The “Auld Mug” was literally hanging on the challenger’s sail. The New Zealanders needed just one race victory to snatch the most coveted trophy from the defenders. Like cornered cats, the Oracle team screwed their eyes and discovered the power of the moment, focusing one mile at a time to conjure a magical run of performances that saw them take race after race.
Just as a spectacle, it is difficult to argue with the riveting power of a competitor excavating out of a dump hole just at the moment when the sand is about to be shovelled to complete the burial. There have been several instances over the years where the pathos of a stirring effort transcends sport and turns into a celebration of the human spirit.
As difficult as it is decode the wiring of a seemingly impossible turnaround, there could be various shades to the effort based on context, intensity of desire, cultural undercurrents and a myriad other inexplicable factors that can ignite a rousing revival from a state of near death.
The lucky masses that witnessed the 3-2 triumph of West Germany over the “mighty Magyars” from Hungary in the 1954 world cup were not just witnessing a football final, but the liberation of a nation from the burden of its gory past.

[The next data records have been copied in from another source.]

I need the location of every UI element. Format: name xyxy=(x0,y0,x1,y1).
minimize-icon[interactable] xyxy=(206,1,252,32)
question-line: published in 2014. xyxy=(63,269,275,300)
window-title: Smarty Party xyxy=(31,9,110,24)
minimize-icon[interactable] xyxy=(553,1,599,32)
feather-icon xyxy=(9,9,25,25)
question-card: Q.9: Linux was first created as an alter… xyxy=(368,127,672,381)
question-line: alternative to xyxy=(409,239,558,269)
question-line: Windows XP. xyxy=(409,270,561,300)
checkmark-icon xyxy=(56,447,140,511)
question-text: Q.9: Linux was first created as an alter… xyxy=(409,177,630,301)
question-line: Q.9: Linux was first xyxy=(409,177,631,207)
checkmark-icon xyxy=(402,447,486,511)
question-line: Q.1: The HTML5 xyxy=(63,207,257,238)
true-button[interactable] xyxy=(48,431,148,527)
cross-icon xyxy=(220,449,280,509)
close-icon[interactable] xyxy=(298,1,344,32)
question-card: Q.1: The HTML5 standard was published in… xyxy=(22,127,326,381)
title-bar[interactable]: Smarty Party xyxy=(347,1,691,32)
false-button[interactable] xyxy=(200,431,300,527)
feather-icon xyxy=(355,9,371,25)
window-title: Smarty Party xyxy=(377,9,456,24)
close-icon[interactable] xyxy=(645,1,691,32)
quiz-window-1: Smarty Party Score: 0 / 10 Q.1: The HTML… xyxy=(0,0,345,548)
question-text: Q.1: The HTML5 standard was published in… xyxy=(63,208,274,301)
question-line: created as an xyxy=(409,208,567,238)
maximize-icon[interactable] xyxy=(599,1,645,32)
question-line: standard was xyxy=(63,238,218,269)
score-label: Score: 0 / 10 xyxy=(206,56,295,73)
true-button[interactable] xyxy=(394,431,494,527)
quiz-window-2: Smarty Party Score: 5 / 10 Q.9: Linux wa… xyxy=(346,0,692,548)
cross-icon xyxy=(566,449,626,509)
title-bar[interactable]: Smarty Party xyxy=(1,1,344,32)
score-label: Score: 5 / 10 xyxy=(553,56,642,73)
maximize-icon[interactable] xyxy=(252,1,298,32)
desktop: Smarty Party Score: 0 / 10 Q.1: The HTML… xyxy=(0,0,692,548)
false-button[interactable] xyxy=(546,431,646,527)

Having received an 8-3 drubbing against Hungary in the group stages, barely anyone gave the Germans a chance against Ferenc Puskas and his men. But then those determined men narrated the tale that has come to be known as ‘the miracle of Berne.’
World War II and Adolf Hitler were a still a raw memory and this was in the heart of Europe. When the Hungarians raced away to a 2-0 lead inside eight minutes of the final, there was neither empathy nor hope for the maligned Germans. Inspired by their duty to the nation, Helmut Rahn and Max Morlock lifted the underdogs to score the three goals needed to unfetter the Germans from a collective sense of remorse.